Are LLM-Judges Robust to Expressions of Uncertainty? Investigating the effect of Epistemic Markers on LLM-based Evaluation
Dongryeol Lee, Yerin Hwang, Yongil Kim, Joonsuk Park, Kyomin Jung
TL;DR
EMBER introduces a benchmark to quantify how LLM-judges evaluate outputs in the presence of epistemic markers, addressing a gap in honesty-alignment research. It defines EMBERQA and EMBERIF to probe single and pairwise evaluations, with outputs augmented by strengtheners and weakeners drawn from real-world usage. Across five LLM-judges, results show a consistent bias against epistemic markers, with stronger effects for weakeners and a robustness trend that improves with model scale but remains incomplete, as measured by the $VSR$ (Verdict Switch Rate).
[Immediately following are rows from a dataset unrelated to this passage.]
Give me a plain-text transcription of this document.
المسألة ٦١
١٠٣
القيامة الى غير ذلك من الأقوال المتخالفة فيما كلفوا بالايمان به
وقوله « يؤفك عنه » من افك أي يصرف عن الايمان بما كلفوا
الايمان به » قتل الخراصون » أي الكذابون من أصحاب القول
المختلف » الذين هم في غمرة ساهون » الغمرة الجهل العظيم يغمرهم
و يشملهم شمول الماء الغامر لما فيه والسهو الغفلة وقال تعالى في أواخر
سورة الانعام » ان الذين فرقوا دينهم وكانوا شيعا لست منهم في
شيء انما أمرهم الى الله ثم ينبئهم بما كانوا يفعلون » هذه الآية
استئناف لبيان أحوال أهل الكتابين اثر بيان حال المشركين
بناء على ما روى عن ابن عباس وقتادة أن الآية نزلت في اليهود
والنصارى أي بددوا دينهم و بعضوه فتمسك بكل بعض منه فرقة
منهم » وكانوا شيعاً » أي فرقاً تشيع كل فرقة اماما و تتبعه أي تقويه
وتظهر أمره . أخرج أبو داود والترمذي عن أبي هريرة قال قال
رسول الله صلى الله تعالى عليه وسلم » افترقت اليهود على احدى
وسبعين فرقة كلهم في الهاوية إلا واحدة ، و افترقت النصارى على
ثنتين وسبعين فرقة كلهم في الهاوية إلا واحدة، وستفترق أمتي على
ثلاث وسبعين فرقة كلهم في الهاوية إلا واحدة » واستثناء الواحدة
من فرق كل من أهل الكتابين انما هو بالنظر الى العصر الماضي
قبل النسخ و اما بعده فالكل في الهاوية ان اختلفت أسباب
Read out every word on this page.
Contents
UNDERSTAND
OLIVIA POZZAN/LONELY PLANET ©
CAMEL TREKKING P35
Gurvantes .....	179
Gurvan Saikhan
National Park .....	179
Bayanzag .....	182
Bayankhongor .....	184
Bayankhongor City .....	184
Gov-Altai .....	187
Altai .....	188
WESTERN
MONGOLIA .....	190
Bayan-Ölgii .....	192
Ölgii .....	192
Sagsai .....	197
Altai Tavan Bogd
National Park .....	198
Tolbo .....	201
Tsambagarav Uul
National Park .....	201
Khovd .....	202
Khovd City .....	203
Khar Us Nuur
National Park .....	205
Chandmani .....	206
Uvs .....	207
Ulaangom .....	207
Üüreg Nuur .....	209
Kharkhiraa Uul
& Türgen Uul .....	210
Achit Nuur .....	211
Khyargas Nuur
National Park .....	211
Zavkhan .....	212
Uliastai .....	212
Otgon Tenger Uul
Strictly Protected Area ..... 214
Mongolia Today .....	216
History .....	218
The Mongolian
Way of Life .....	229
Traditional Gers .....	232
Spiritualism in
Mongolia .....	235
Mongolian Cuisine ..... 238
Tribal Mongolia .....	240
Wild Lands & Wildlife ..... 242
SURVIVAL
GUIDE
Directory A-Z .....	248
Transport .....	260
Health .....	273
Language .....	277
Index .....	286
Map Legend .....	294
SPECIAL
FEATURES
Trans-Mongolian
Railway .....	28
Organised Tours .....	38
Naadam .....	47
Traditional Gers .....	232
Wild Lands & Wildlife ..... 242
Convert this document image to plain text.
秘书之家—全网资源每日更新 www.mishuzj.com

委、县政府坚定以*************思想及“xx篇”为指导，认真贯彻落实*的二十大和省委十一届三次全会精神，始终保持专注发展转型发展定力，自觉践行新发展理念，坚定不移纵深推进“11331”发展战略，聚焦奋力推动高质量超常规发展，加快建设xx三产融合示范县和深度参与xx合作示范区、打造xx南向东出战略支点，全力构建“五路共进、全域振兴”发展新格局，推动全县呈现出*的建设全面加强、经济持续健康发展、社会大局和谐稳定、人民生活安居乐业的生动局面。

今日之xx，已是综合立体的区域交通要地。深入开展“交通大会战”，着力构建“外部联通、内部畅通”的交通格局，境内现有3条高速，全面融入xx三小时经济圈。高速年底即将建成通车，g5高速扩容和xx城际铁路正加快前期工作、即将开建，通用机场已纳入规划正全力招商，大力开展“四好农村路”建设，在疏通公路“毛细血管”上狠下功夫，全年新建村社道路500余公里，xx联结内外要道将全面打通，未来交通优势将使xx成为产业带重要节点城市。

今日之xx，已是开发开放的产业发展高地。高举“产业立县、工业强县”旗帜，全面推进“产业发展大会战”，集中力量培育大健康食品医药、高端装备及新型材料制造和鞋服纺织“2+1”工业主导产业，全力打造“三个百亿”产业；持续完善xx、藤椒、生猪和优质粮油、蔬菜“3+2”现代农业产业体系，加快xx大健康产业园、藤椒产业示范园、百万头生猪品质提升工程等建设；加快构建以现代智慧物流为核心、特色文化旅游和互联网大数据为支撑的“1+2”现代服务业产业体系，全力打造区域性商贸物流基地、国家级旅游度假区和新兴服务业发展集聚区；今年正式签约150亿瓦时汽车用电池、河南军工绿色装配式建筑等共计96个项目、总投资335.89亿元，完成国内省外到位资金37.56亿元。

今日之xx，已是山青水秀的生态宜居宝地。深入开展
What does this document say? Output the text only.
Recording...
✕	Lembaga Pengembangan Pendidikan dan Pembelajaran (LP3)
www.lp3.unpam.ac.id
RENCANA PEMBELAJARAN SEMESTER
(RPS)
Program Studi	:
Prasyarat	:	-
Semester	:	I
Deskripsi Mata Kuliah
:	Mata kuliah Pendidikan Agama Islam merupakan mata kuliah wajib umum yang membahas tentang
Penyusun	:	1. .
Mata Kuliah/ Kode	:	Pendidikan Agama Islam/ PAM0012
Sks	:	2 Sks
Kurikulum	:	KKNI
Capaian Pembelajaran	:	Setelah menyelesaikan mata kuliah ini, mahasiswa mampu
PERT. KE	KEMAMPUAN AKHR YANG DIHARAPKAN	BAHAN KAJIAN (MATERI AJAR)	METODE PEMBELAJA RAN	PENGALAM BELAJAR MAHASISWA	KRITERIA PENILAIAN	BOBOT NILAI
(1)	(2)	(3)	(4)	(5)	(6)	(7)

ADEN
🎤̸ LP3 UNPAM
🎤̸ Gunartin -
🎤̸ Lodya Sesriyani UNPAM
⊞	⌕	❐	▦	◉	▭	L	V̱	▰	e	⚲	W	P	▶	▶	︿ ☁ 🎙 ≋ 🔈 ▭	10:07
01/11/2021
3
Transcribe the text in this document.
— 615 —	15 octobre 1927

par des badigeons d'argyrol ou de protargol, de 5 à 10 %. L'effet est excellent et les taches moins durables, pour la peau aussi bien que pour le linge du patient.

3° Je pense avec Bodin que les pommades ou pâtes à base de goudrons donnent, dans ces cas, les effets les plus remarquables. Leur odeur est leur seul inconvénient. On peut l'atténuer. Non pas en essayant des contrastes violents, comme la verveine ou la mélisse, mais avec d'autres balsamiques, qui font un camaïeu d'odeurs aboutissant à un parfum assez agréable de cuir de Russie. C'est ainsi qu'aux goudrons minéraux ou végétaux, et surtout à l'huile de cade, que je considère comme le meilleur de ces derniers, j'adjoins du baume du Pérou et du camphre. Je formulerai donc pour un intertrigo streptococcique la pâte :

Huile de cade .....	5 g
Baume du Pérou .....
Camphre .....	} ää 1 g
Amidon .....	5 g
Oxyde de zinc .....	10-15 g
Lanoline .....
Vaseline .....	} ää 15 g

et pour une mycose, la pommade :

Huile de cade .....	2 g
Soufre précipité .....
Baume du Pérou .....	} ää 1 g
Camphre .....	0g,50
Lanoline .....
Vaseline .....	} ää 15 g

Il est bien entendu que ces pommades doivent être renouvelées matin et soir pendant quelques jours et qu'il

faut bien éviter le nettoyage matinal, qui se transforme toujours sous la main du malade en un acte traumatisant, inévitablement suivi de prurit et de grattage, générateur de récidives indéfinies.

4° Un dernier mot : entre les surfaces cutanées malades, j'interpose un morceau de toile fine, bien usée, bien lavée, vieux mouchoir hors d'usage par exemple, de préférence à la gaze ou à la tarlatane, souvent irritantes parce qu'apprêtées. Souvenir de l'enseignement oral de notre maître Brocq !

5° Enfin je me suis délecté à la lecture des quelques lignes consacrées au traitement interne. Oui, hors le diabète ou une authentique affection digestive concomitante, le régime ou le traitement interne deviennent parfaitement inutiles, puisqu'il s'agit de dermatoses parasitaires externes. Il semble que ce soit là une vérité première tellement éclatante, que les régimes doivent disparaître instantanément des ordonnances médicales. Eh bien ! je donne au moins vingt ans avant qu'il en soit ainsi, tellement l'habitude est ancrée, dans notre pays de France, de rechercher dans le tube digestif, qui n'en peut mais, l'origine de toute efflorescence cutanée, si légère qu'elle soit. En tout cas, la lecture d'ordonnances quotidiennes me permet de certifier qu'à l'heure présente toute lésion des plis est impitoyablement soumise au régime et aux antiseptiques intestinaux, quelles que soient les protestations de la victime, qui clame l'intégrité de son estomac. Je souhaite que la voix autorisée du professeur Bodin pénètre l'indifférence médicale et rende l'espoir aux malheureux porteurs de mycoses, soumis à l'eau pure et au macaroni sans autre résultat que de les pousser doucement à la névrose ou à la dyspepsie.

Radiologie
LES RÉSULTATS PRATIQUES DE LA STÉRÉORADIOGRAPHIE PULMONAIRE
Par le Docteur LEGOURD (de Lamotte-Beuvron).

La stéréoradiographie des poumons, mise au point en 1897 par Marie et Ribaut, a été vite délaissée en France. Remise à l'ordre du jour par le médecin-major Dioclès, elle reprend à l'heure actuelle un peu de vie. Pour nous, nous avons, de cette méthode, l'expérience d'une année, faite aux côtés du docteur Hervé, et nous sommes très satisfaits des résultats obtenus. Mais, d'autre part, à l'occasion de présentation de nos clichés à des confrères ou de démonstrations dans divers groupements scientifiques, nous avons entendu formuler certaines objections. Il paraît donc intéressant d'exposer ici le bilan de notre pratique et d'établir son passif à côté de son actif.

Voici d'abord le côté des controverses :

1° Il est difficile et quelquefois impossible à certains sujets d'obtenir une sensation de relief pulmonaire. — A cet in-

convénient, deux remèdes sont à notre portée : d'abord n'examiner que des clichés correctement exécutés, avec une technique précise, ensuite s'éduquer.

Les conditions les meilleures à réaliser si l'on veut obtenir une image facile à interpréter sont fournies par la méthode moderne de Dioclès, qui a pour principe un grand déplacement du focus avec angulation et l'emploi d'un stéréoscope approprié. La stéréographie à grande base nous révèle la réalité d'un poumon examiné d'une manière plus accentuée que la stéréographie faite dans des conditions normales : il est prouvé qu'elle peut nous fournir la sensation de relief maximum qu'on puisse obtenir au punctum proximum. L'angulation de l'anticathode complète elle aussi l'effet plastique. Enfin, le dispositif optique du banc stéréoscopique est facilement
Human judges show little to no bias toward markers, highlighting a gap between human and machine evaluation and underscoring the need for robust, fair evaluation protocols. The findings have real-life implications, including potential misranking of stronger models when their outputs include uncertainty expressions.
Abstract
In line with the principle of honesty, there has been a growing effort to train large language models (LLMs) to generate outputs containing epistemic markers. However, evaluation in the presence of epistemic markers has been largely overlooked, raising a critical question: Could the use of epistemic markers in LLM-generated outputs lead to unintended negative consequences? To address this, we present EMBER, a benchmark designed to assess the robustness of LLM-judges to epistemic markers in both single and pairwise evaluation settings. Our findings, based on evaluations using EMBER, reveal that all tested LLM-judges, including GPT-4o, show a notable lack of robustness in the presence of epistemic markers. Specifically, we observe a negative bias toward epistemic markers, with a stronger bias against markers expressing uncertainty. This suggests that LLM-judges are influenced by the presence of these markers and do not focus solely on the correctness of the content.